While sharing playing time so evenly might be conducive to a happy dressing room, it is testament to how well-drilled Nagelsmann's team is that despite the near-constant changes in defensive personnel, Die Roten Bullen have conceded a league-lowest 25 goals this season - seven less than next-best Wolfsburg, and some 15 fewer than champions-elect, Bayern.
So, what might the above mean for Nagelsmann's Bayern? It seems fair to assume that he'll stick with a formation and playing style that has served him so well so far, at least most weeks. Of course, Bayern will be just as unlikely to line up the same way in consecutive matchdays next season as Leipzig are this, but they certainly have players who can thrive in a 3-4-2-1.
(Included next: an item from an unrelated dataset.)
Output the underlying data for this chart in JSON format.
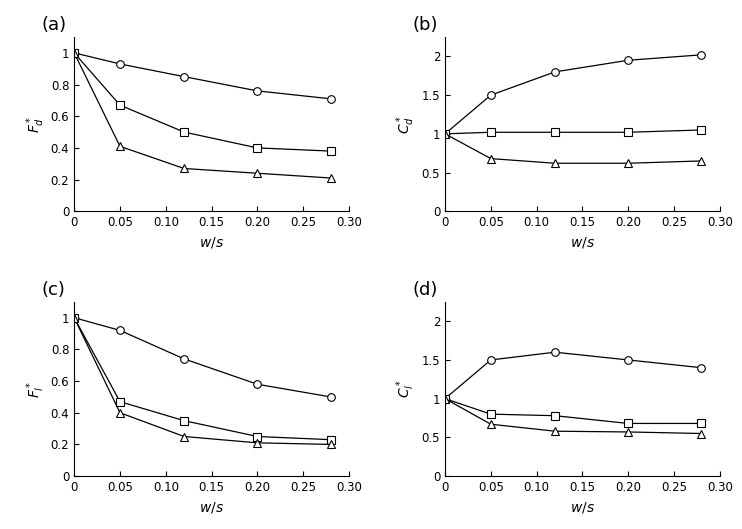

Lewandowski might like having one world-class Germany international next to him, but why not two? Leroy Sane and the wingers in the squad needn't worry too much about any narrowness in attack with the width provided by full-backs. Christopher Nkunku and Emil Forsberg were reared as wide men and have enjoyed plenty of minutes - not to mention goals and assists - tucked in beside Dani Olmo for Leipzig.
Serge Gnabry was once used as a right wing-back by Nagelsmann when the pair were at Hoffenhiem in 2017/18. It may not be his favourite position, but it is a potential avenue for more minutes with Müller, Sane, Kingsley Coman and now Musiala to compete with for time in the final third, and only the more defensive-minded Benjamin Pavard among the top-level right-backs on the books - as promising as US youngster Chris Richards, back from his loan at Hoffenheim, looks to be.
With Boateng and David Alaba following Flick in leaving at the end of the season, Bayern's defence will undoubtably be reconstituted under Nagelsmann, although a back three of Hernandez, Niklas Süle and Dayot Upamecano - who, like Nagelsmann, is swapping the Red Bull Arena for the Allianz - should strike fear into any opposition attack. The three-man defence also means there is no left-back problem - Davies, the Bundesliga's fastest ever player at 22.7mph can simply hug the flank ahead of Hernandez.
The transfer merry-go-round may still have some to spin, but it already looks like Nagelsmann's Bayern is set to make the opposition dizzy.